Gloucestershire’s brand-new diagnostic centre has opened its doors today and is welcoming patients for diagnostic tests.

The new £15m facility at Quayside in Gloucester will offer more than 80,000 extra diagnostic appointments each year, allowing patients across Gloucestershire to access potentially lifesaving checks more quickly, without having to go to hospital.

A wide range of diagnostic tests including X-Rays, MRI, CT, ultrasound, ECHO and DEXA scanning will be available when the centre is fully operational.

The centre has already been providing additional scans to patients from new ‘modular units’ which were installed towards the end of last year. These buildings were constructed off-site in controlled conditions before being transported and assembled at Quayside.

They are providing around 400 CT and MRI scans, seven days a week, offering patients flexibility around appointment times as they are open 12 hours per day.

Professor Mark Pietroni, Deputy CEO, Director for Safety and Medical Director at Gloucestershire Hospitals NHS Foundation Trust, which is leading the programme, said:

“Seeing the units being craned onto the site in the city centre was exciting as it marked an important step in bringing additional diagnostic services together at Quayside House.

The units were swiftly put to good use. We have been working with Cheltenham-based Cobalt Medical Charity, and together, have been able to significantly increase the number of MRI, and CT scans we can offer.
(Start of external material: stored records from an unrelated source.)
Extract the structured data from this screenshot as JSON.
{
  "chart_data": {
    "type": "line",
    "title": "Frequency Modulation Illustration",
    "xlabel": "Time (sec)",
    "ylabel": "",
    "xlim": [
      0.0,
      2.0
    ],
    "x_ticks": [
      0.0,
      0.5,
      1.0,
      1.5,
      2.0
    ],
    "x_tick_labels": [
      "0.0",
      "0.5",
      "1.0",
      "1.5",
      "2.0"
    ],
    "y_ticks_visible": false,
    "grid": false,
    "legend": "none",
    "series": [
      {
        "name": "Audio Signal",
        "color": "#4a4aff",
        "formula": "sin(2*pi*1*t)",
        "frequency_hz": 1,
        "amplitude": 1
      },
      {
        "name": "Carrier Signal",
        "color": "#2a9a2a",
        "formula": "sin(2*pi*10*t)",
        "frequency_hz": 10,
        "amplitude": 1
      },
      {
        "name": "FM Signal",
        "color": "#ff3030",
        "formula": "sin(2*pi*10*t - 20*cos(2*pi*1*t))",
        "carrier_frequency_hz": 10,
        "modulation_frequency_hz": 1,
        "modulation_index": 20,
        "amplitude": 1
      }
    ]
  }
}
We have worked really hard locally to reduce the number of people waiting for CT, MRI and non-obstetric ultrasound tests.

Offering appointments 12 hours a day, seven days a week, means that we are making it easier and quicker for patients to get the tests and scans they need, helping them to get faster diagnoses. This is vital in diagnosing a host of conditions, including cancer, as early as possible, and giving patients the best possible chances of recovering.”

Signage around the centre has been put in place to help patients navigate the building and grounds and car parking spaces have been clearly marked out.

Dr Ananthakrishnan Raghuram MBE, Chief Medical Officer at NHS Gloucestershire, said:

“Colleagues have been working hard to bring scans and tests back up to pre-pandemic levels and this new investment will really help us to speed up access to life-saving tests.

Our teams have been working with a range of services supporting conditions such as complex breathlessness, liver disease and lung disease, as well as sleep studies, to look at opportunities to streamline appointments for patients to achieve faster diagnosis and treatment.

If a patient requires more than one type of scan or appointment, for example a patient with suspected lung cancer may need a chest X-Ray, a CT scan, outpatient appointment and if diagnosed lung function tests to confirm treatment plans, the centre will aim to provide these in one visit, on the same day.

This coordinated approach will help patients to avoid having multiple appointments and will also reduce waiting times for diagnosis.

We hope that this investment in high quality facilities, equipment and staff will help to improve both productivity and efficiency whilst giving patients a more personalised and convenient experience.”

It is hoped that the new centre will help to attract and retain more health professionals within Gloucestershire and bring higher levels of job satisfaction. It will also help the county’s two main hospitals by reducing the number of diagnostic appointments they provide, enabling busy hospital staff to focus on providing acute care.

The new centre will provide a full range of services over the weeks following its opening on 5 February 2024.


While the new facility provides enhanced diagnostic services, patients will still be able to have X-Rays and other imaging procedures carried out at existing hospital sites, including Gloucestershire Royal Hospital, Cheltenham General Hospital and community hospitals, where appropriate.

An additional 81,000 tests a year will be performed at the Diagnostic Centre; 50,000 of these additional tests will be imaging such as MRI, CT, X-Ray and ultrasound.

An ECHO, also known as an echocardiogram, is a scan of the heart. It is similar to ultrasound scanning used in pregnancy because it uses sound waves to build up a picture of the heart. An ECHO is not the same as an electrocardiogram, also known as an ECG, which is a simple and useful test that records the rhythm, rate and electrical activity of the heart.

A DEXA scan is a bone density scan that uses low dose X-rays to see how dense (or strong) someone’s bones are. Bone density scans are often used to diagnose or assess risk of osteoporosis, a condition that weakens bones and makes them more likely to break.